Me gusta todo lo que me enriquece: leer (no a Pérez-Reverte ni a otros clásicos contemporáneos), charlar, viajar, quedarme en casa, escuchar el silencio, hacer la compra, no tener razón, los periódicos del día, enamorarme, perder el tiempo.


Jueves, 25 de marzo
SERÁ VERDAD

¿Será verdad que estoy siempre mirándome el ombligo, que solo sé hablar de mí? No tengo yo esa impresión, pero lo cierto es que con el tiempo he ido cogiéndole cariño a este individuo extraño y desconcertante con el que me encuentro cada vez que me miro al espejo. Hemos de convivir toda la vida, conviene que nos llevemos bien.
Como las mías propias, aunque con un poco más de dificultad, estoy aprendiendo a soportar las manías y las rarezas de los demás. Cuesta bastante, pero al final resulta divertido.
También he aprendido a reírme un poco de mí mismo, a no tomarme demasiado en serio.
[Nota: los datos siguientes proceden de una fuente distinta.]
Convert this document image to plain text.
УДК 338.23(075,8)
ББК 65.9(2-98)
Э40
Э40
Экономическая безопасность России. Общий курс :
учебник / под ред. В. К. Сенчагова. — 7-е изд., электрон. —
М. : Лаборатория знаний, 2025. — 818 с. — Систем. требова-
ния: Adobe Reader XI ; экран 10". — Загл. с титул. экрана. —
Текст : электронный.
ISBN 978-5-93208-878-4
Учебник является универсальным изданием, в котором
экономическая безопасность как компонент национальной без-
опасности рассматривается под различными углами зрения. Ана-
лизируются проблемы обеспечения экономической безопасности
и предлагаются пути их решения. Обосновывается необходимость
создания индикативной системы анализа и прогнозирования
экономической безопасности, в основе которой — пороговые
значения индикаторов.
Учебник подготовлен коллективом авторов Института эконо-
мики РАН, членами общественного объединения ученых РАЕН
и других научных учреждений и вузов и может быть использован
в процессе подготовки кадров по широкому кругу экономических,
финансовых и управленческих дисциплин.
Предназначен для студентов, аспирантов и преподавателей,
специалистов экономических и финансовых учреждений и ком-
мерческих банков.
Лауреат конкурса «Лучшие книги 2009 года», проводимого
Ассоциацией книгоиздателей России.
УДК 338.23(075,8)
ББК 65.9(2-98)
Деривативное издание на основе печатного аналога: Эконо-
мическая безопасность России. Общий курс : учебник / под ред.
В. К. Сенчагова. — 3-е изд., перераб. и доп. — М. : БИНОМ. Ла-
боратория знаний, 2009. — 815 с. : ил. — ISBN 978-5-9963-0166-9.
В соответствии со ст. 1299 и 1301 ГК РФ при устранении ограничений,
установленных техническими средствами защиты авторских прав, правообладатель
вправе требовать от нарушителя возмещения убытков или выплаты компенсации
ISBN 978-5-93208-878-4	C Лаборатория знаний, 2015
Es posible que esté siempre mirándome el ombligo, pero es que soy tan megalómano que lo confundo con el universo.
Es posible que siempre me enamore de mí, pero más alto, más joven, más guapo y más inteligente.

domingo, 21 de marzo de 2010

Línea roja: Decir sin estar diciendo

Sábado, 13 de marzo
CONVERSACIÓN

¿Cómo puedes concentrarte en medio de este barullo?, me pregunta un amigo que me encuentra en el Caffè di Roma, en el centro comercial Los Prados, rodeado de familias con niños.
Y yo me encuentro tan a gusto, mejor que en la más silenciosa biblioteca. Como mañana he de escribir una nota sobre la correspondencia de Gil de Biedma, he traído ese libro para releerlo y algunos otros relacionados. Uno de ellos, Conversaciones, se reúne las entrevistas del poeta. No me imagino contertulio mejor. Le escucho, le contradigo, anoto algunas de sus frases, seguimos dialogando tras cerrar el libro.


Al envejecer se escriba menos poesía porque la sensualidad disminuye. Un poeta joven se pone caliente con cualquier palabra. A partir de cierta edad ocurre precisamente lo contrario.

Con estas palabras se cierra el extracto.